As toxic as it was, people were raised to think that if someone did something for them, they were required to repay the favor. And insisting that nothing was owed didn’t remove the feeling of debt. It just added another layer of guilt, and sometimes made things even worse.
Besides, there was absolutely no way I was going to turn down an offer to eat lunch with Dante Reid. He wasn’t just kind and soft-spoken and one of the most handsome alphas I’d ever met. He actually seemed to like me. Me. Tiny, useless Skye, who was too fragile to touch to the point that his own mother rarely hugged him for fear he’d break. Linden had long been the only exception to that rule.
But now there was Dante. He didn’t treat me like I was unbreakable or anything. Just like I was any other omega in the world, and not sad, lonely, porcelain Skye.
I patted the side of the desk that had a nice chair next to it. “Well in that case, come have a seat. What exactly are you going to be doing for Linden?” I asked, to keep myself from spewing the rest of the overemotional drivel running through my head. “You said working with Ridge? Are they going to have you working the farm?”
He blanched, and we both glanced down at his midsection, but he shook his head.
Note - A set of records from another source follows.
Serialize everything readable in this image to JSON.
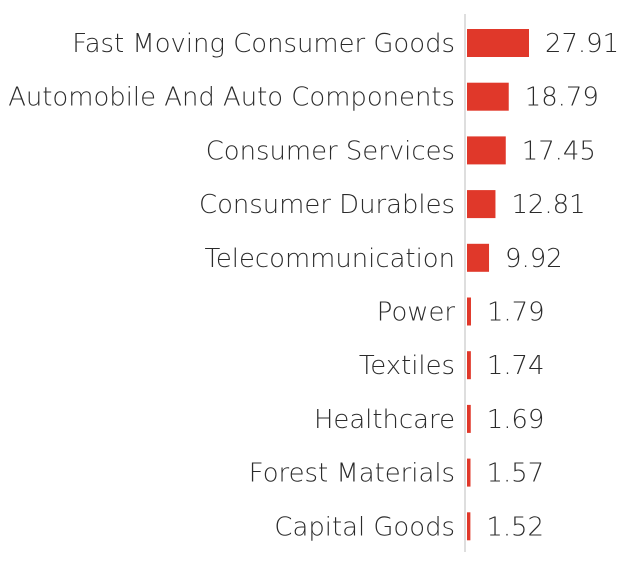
{
  "chart_data": {
    "type": "bar",
    "orientation": "horizontal",
    "title": "",
    "xlabel": "",
    "ylabel": "",
    "grid": false,
    "legend": "none",
    "bar_color": "#e0382a",
    "axis_color": "#c8c8c8",
    "xlim": [
      0,
      27.91
    ],
    "categories": [
      "Fast Moving Consumer Goods",
      "Automobile And Auto Components",
      "Consumer Services",
      "Consumer Durables",
      "Telecommunication",
      "Power",
      "Textiles",
      "Healthcare",
      "Forest Materials",
      "Capital Goods"
    ],
    "values": [
      27.91,
      18.79,
      17.45,
      12.81,
      9.92,
      1.79,
      1.74,
      1.69,
      1.57,
      1.52
    ],
    "value_labels": [
      "27.91",
      "18.79",
      "17.45",
      "12.81",
      "9.92",
      "1.79",
      "1.74",
      "1.69",
      "1.57",
      "1.52"
    ]
  }
}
Sitting down in the chair nearest me, he pulled out two sandwiches, setting one of them in front of me. “I don’t think so. He said probably lab work. I’m okay at that, so maybe I’ll be able to help. Don’t know that I’d be a lot of help on a farm, even without the stitches.”
I shrugged as I unwrapped my sandwich, pausing to take in the scent of it. Then stopping to take another long sniff of the air. For the first time since he’d come to the clinic, there was a real hint of Dante’s scent. It had always been smothered by blood and antiseptic and medication, but now, he was starting to smell like man. Like alpha. Like amber and like the tall pine trees that covered Reid territory, as though they had seeped into his blood, and even now, weeks removed from being on Reid land, it was still inside him.
He seemed to take my long silence as though I was waiting for more, and ducked his head, staring down at his own food. “I’ve never been much with my hands. I, um, I like science.”
Pausing mid-bite, I grinned at him. “Me too! I wanted to go to school for psychology, but—” Darn it. Why did my whole life have to revolve around my illness? Why couldn’t I have just this one person who didn’t think of me as Skye-who-had-the-Condition, but just... Skye? I sighed and bit back my irritation. It wasn’t his fault. “I can’t really leave pack lands without a keeper. The Condition.”
His eyes went round and scraped down me, as though he was seeing me again for the first time. It left me raw and smarting, my eyes stinging. He wouldn’t be back for lunch again, of course. Not unless it was out of pity.
Instead of asking about my illness or changing the subject and not looking me in the eye ever again, he nodded. “That’s why the healthy diet.”
I nodded, taking a giant bite of my wrap. He mirrored it with one of his own, still nodding, his eyes staring off somewhere past my shoulder. When he finished the bite, he looked back at me. “I think what Alpha Grove wants me to work on is hunting down what’s causing the Condition. It’s what he implied.”
“Sterling,” I agreed. “We think it’s something Sterling is using on their plants. Just getting near one of their farms made Claudia collapse last month, and she’d never been sick before her second term.”
“The pack’s second?” he asked. “Pregnant?”